Wednesday, February 24, 2016

Identity Crisis in Charlie's Country

There is an extended shot of actor David Gulpilil's face late in Charlie's Country that is devastating in its authenticity. Gulpilil's Charlie, behind prison bars, his dark hair and white beard shaved, has lost all sense of his identity.

Like many Australian Aborigines, Charlie is a stranger in his own country. His home is a government settlement in Arnhem Land, a region of Australia's Northern Territory. He spends his days walking the dirt streets of the village, voicing his concern over the lack of quality food in the only market store, making small talk amidst the constant buzzing of insects, and sleeping in his government paid for housing, which amounts to nothing more than a wooded platform and a mattress.

Charlie has his frustrations, but he maintains a sense of humor and camaraderie with the other villagers. That begins to change after a couple of run-ins with the white policemen stationed in the village. Charlie and a neighbor get their guns and truck confiscated after shooting a water buffalo for meat. Still wishing to hunt, Charlie carves a traditional spear, only to have the police take it as well.

Charlie's inability to provide for himself as his ancestors did, governed by prohibitve rules established by outsiders in his native land, drives him to the bush to live off of the land. The venture starts off well. Charlie fashions a hut, spears fish and cooks them beneath burning embers, and his inherent connection to the land and his heritage springs forth from hibernation. Then, a health setback leads to an emergency flight to a hospital in Darwin. Separated from his village and the land he calls home, Charlie's mental state and sense of self begin to deteriorate. He flees the hospital, falls in with a group of displaced Aborigines living in a wooded area just outside the city, begins drinking heavily, and ends up in prison.

What makes Charlie's Country so moving is the palpable sense of inner turmoil Gulpilil conveys with little dialogue and spare facial expressions. Gulpilil has lived this life, feels these frustrations, and can't be said to be acting here. With every distrusting look he receives and injustice he suffers, he embodies the collective pain of his people, who have lost so much and cling to their tradition and pride like life preservers.

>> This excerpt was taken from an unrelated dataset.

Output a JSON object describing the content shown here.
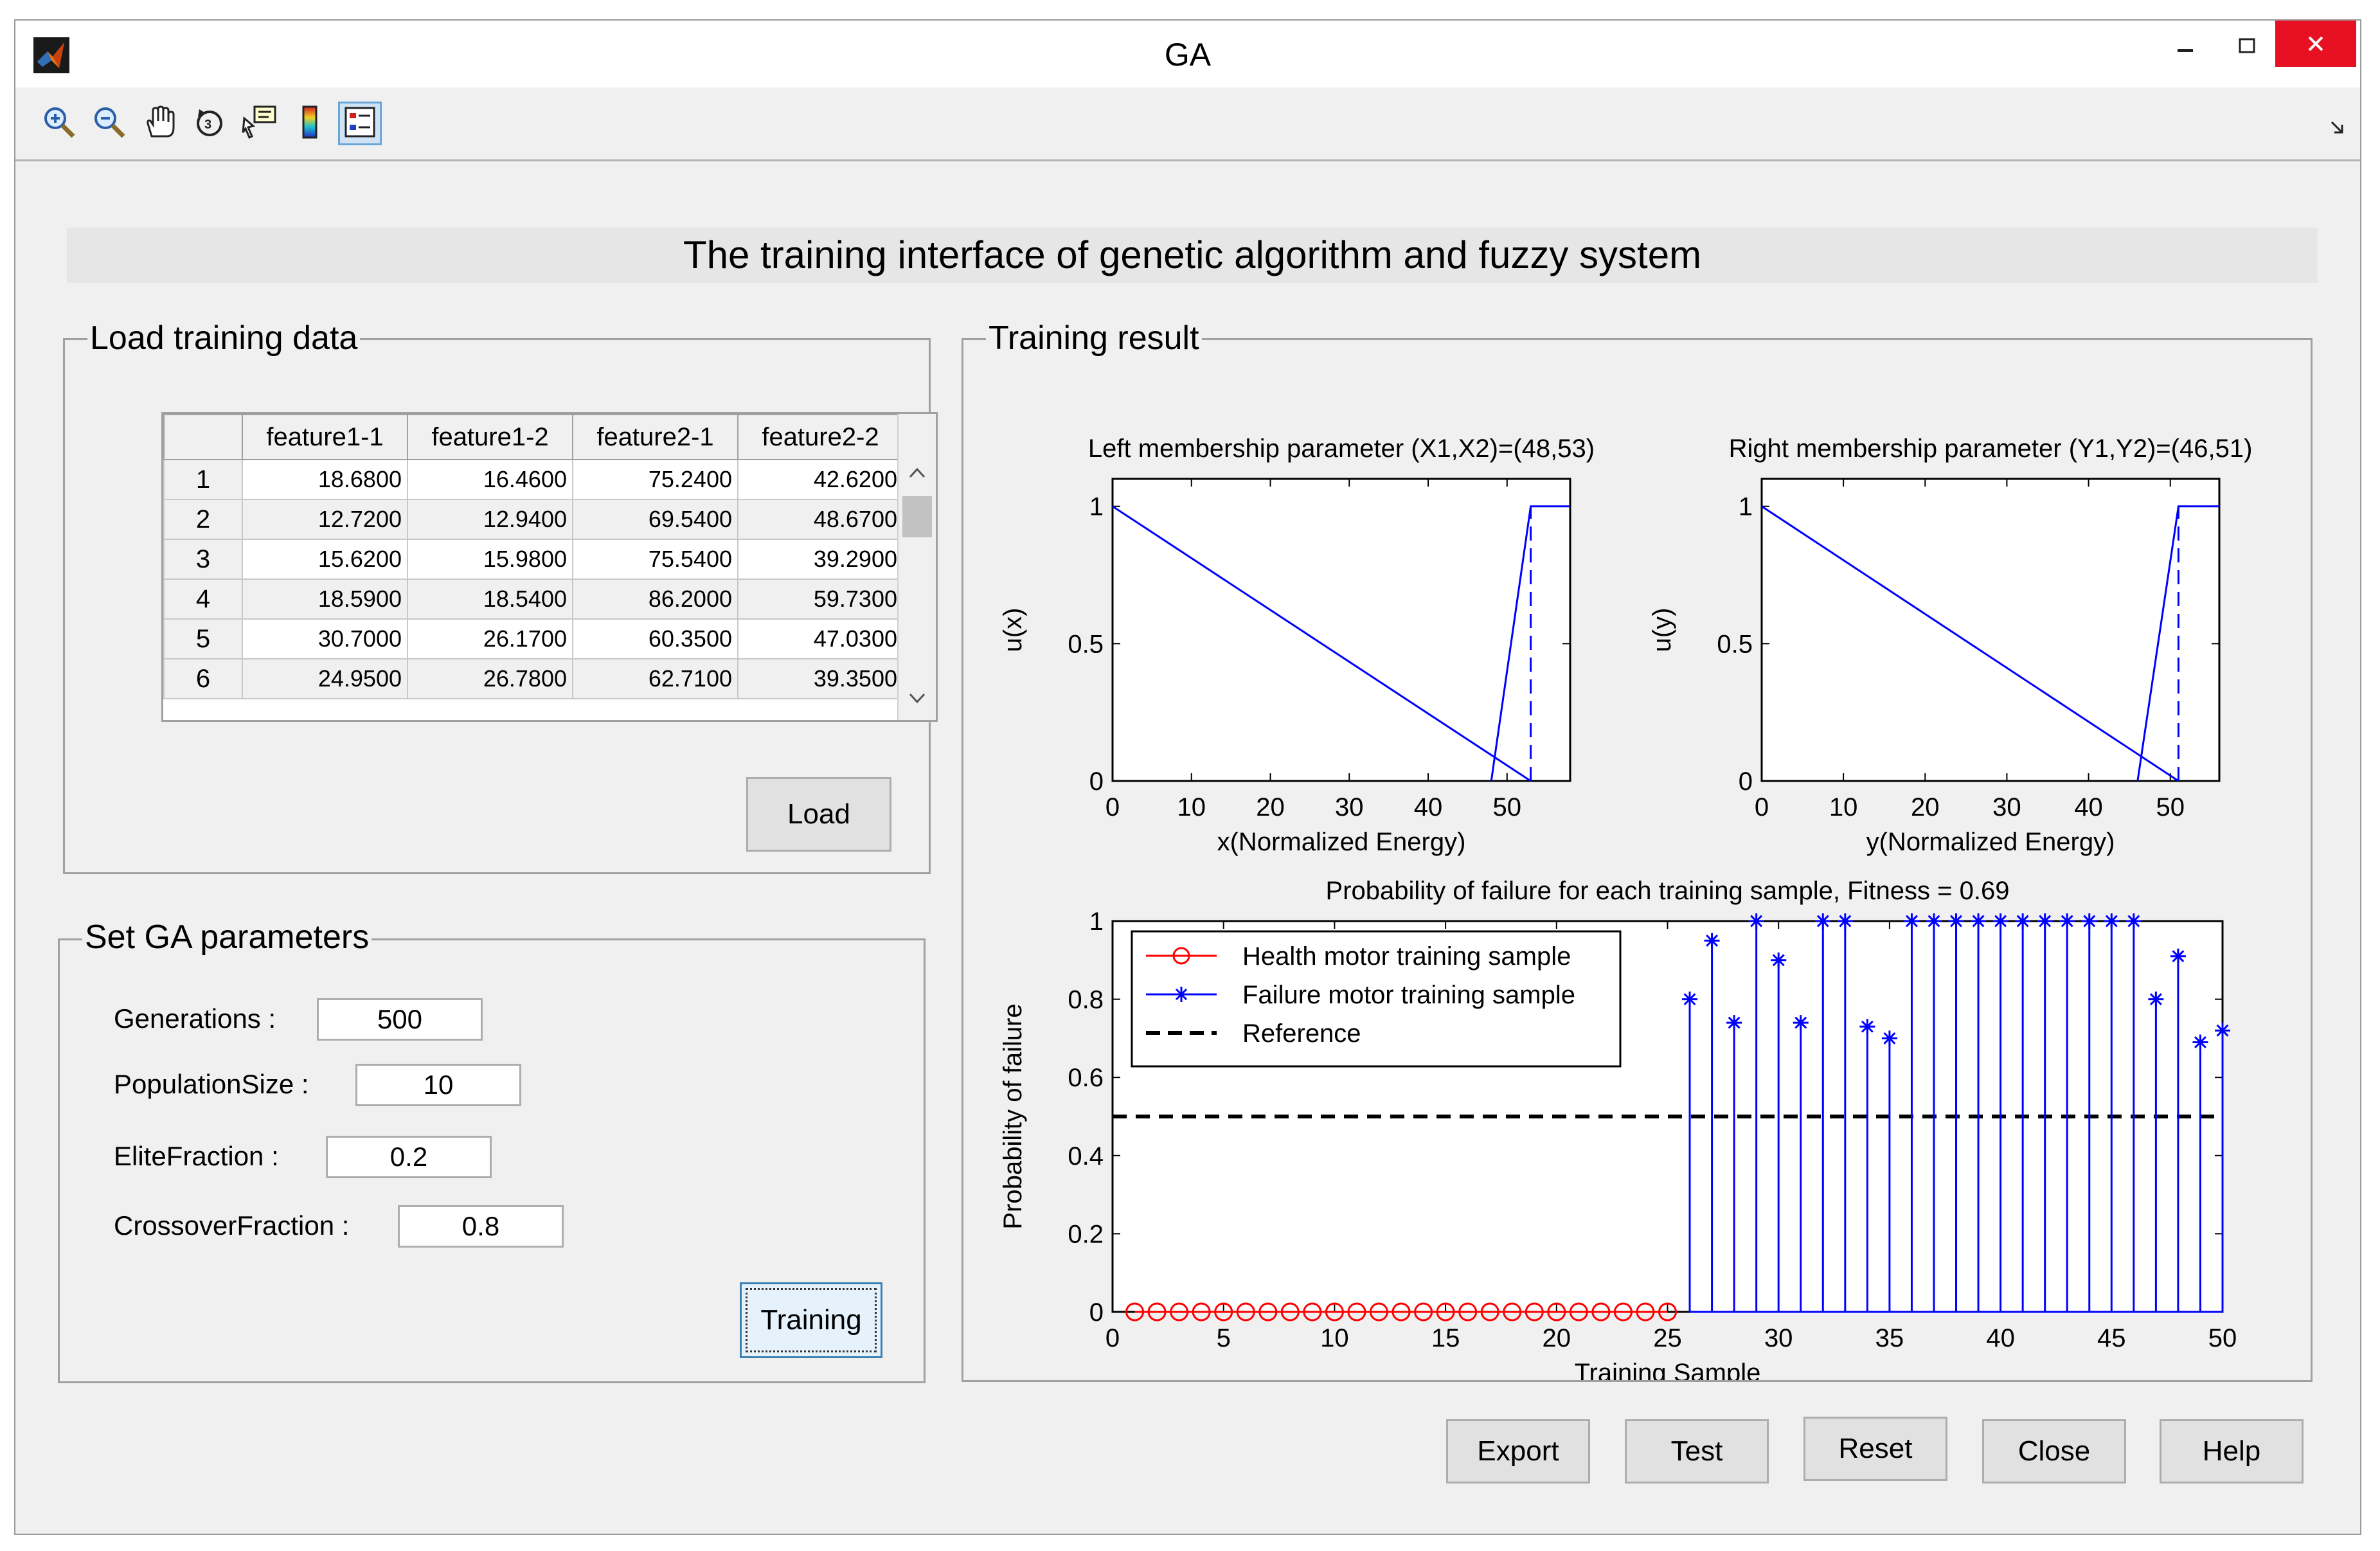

Australian cinema has produced several frightening examinations of its nation's soul. Wake in Fright focused on aggressive male bonding and alcoholism in a brutal Outback town; Picnic at Hanging Rock used the unexplained disappearance of a group of boarding school girls to tackle themes of repressed sexuality; and Walkabout, also starring Gulpilil, looked at the consequences of the communication gap between white and Aborigine culture. With Charlie's Country, which is more straightforward in its approach to Australia's cultural divide, we are presented with an Australia that is teeming with history and mysticism. But like Charlie's Country's title character, Australia risks the loss of its true identity.